Et l’écureuil se décida.

Il passa d’un peuplier à l’autre, d’un bouleau à l’autre : avec sérieux, tranquillement. Les peupliers et les bouleaux n’en finissaient pas, ils menaient de plus en plus loin dans des gorges obscures, des clairières de pierre cernées d’arbustes bas et d’arbres isolés. Les branches de bouleaux étaient plus flexibles que celles des peupliers, mais cela, l’écureuil le savait déjà.

Il se rendit très vite compte qu’il s’était trompé, qu’au lieu de s’épaissir, la forêt se faisait de plus en plus clairsemée. Cependant, il était trop tard pour rebrousser chemin.

Il fallait traverser cette place grise et morte en courant et, ensuite, il y aurait de nouveau la forêt.

Mais déjà les chiens jappaient et les passants levaient la tête.

La forêt de conifères était sûre avec sa cuirasse de pins et la soie des sapins.
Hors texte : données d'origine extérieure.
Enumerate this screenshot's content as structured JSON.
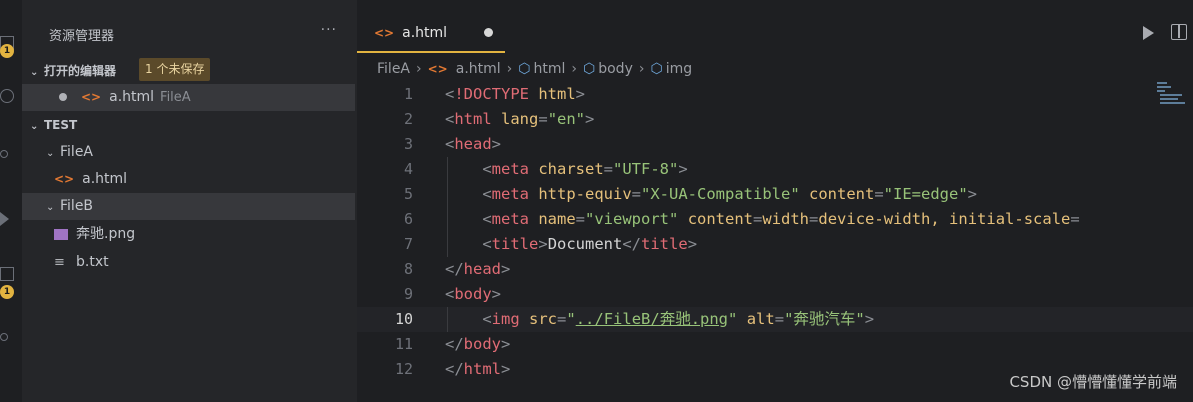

Le bruissement des feuilles de peuplier était traître. La branche de bouleau tenait mieux, plus longtemps, et le corps souple du petit animal déterminait de lui-même, en se balançant sous son propre poids, jusqu’où pouvait ployer la branche : l’écureuil détendait ses pattes, volait dans les airs, mi-oiseau, mi-animal. Les arbres lui avaient appris le ciel, l’envol. Quand il lâchait les branches en desserrant les griffes de ses quatre pattes, il s’envolait en quête d’un appui plus ferme, plus sûr que l’air.

Et l’écureuil ressemblait véritablement à un oiseau, il avait quelque chose d’un autour jaune survolant toute la forêt. Comme l’écureuil enviait les autours et leurs itinéraires célestes ! Mais il n’était pas un oiseau. L’appel de la terre, sa pesanteur, son propre poids de cent pouds, l’écureuil les ressentait à chaque instant, dès que les muscles de l’arbre commençaient à faiblir et la branche à fléchir sous son corps. Il lui fallait alors rassembler toutes ses forces, trouver des forces neuves au plus profond de son être pour sauter à nouveau sur une branche, sous peine de tomber à terre et de ne plus jamais s’élever jusqu’au vert des cimes. Ses yeux en amande clignotaient et l’écureuil sautait, s’accrochait à une branche, se balançait, prenait son élan sans s’apercevoir que des gens couraient à sa poursuite.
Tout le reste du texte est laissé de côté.